Sloshing through a cold muddy ditch, swinging on a rope over a brown pit below, and army crawling through a trench of muck were just a few of the challenges tackled by a team of eight women from the Terrace Running Bears.
The tests were part of the Kitimat Mudder Games last weekend, the first event of its kind north of Prince George.
The Running Bears team included Marilyn Cooper, Kari Eisner, Shelby Kenny, Carla McColl and Nancy Ross, who are part of the local Running Bears who run together year round.
Three others, Dani Shinde, Lynn Kinney, and Lenay Smith, joined the group for the Mudder Games.

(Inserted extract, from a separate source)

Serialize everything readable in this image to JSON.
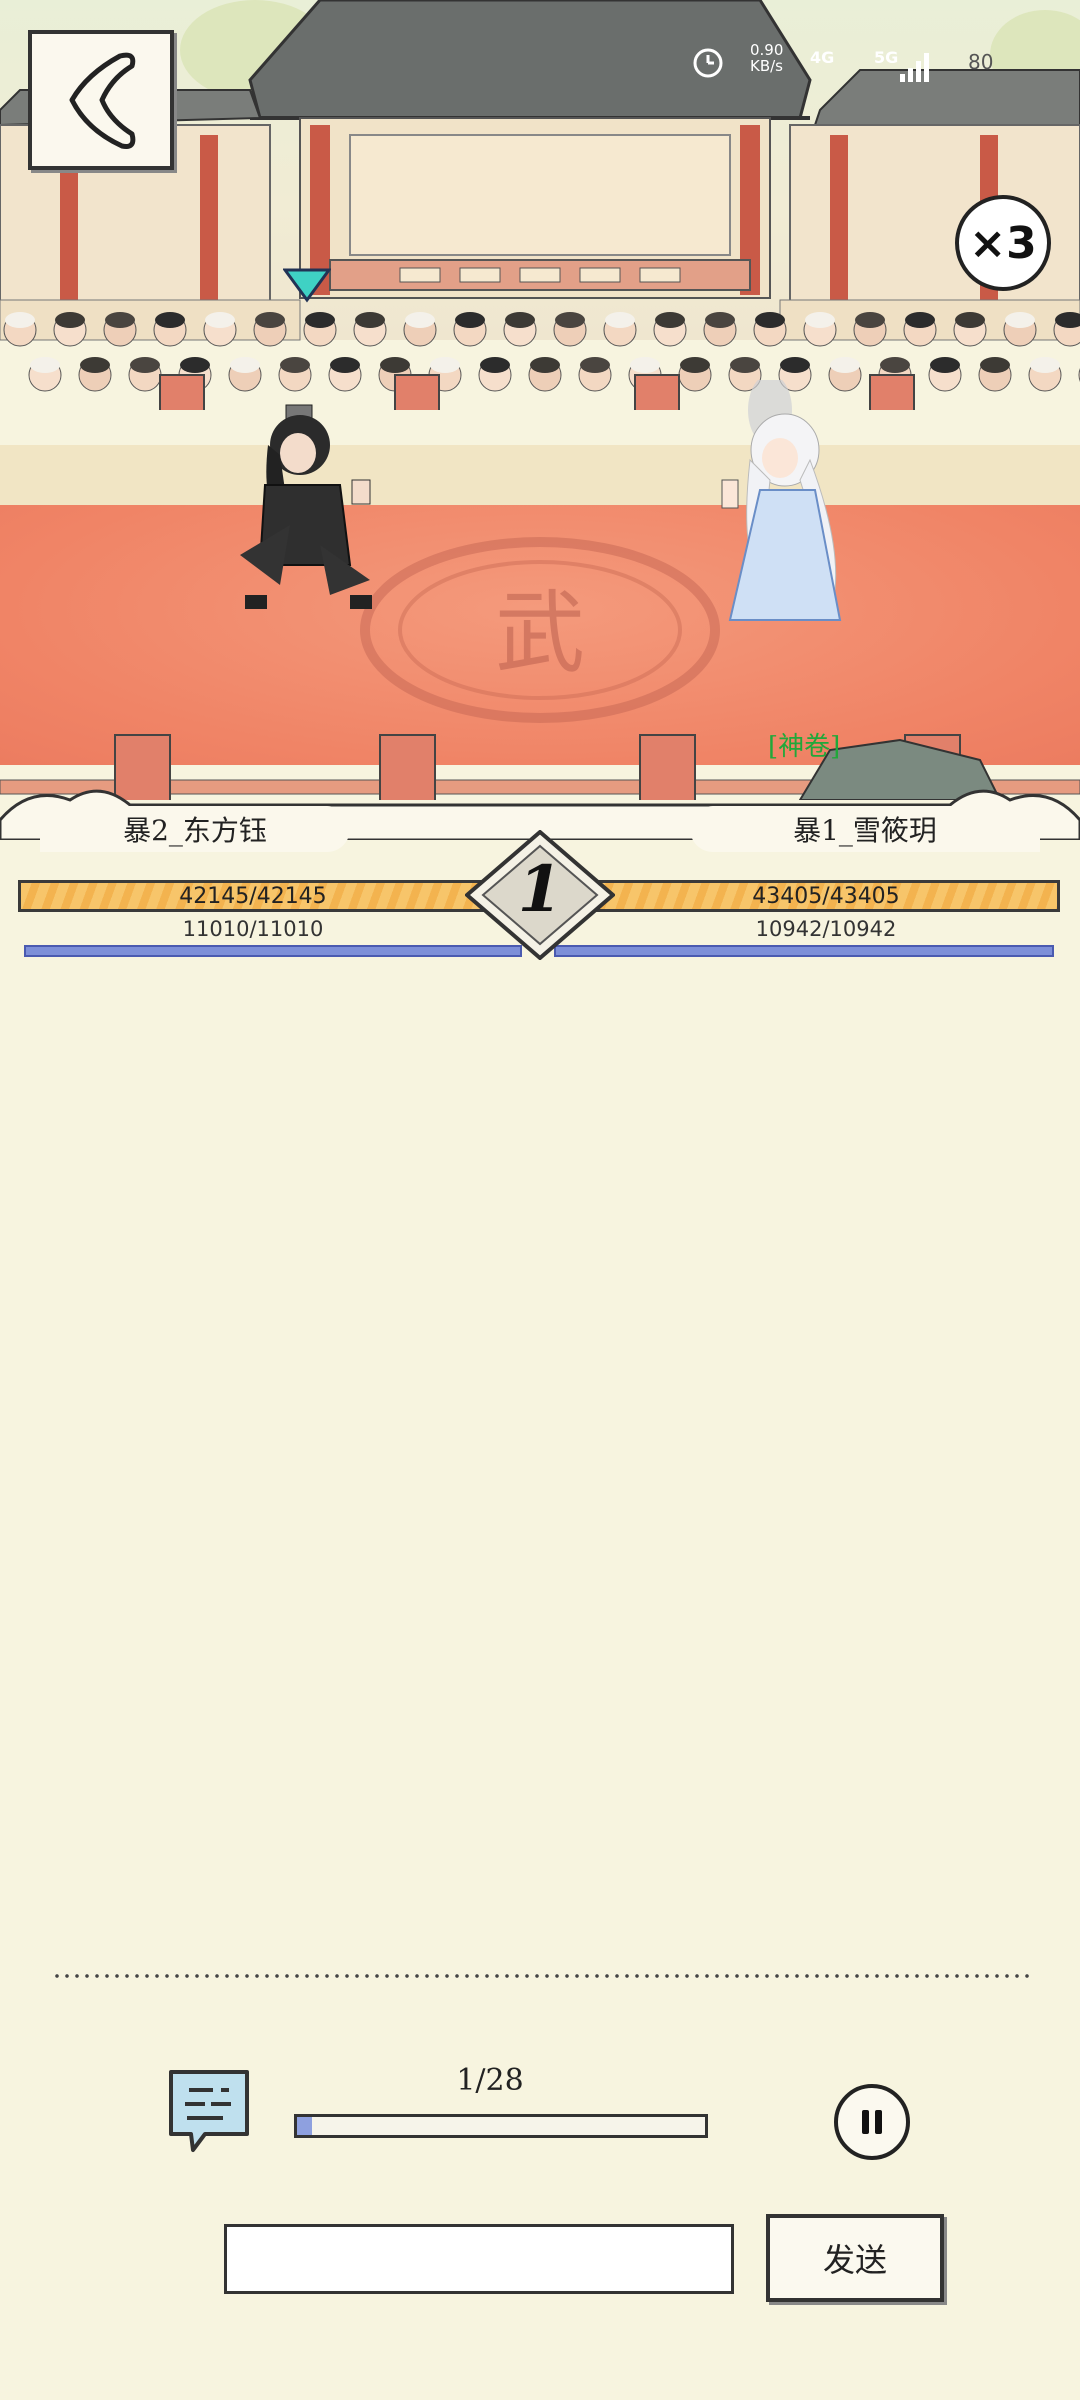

The games took just over an hour for the Terrace team, who swung, crawled, jumped, ran and climbed through 30 obstacles in an impressive eight kilometre course that was newly built in Kitimat this year.
The events were not timed, but were fun personal challenges, and Marilyn Cooper (dubbed ‘Mama Bear’ of the team) said they all had a blast.
“We totally would have done it again,” exclaimed Cooper. “I think we would have done it again right then, if they had said ‘go back out again,’” she said.
“It was awesome!”
It was very well-organized, the team added, saying there were lots of rest spots and dozens of volunteers giving directions and help at the stations.
One of the ladies said it was better than Mud, Sweat and Tears in Whistler.
And overcoming the challenge earned several of the Terrace women a great sense of accomplishment.
“I was glad I had accomplished it,” said Nancy Ross. “I was hesitant to go, I’ve never done anything like that, and I don’t like to be cold or wet,” she laughed, adding that it was fun.
Shelby Kenny said much the same.
“It was very empowering,” Kenny said. “I was totally out of my comfort zone. I didn’t think I would ever do that, or anything like that… It was a challenge for me, but I was so happy I did it,” she said.
“It was so much fun! Just a blast!”
The event was organized by the Kitimat Chamber of Commerce and Kitimat Leisure Services, prompted by an idea from city recreation coordinator Marcy Rice.
But it was too pricey for the district, until contractor Jack Oviatt took off with the idea, volunteering to build the massive 30 obstacles and host the event on his property.
It drew an impressive 232 people, mostly from Terrace, Kitimat and Prince Rupert, and organizers are already talking about next year, said Trish Parsons, executive director at the Kitimat Chamber of Commerce.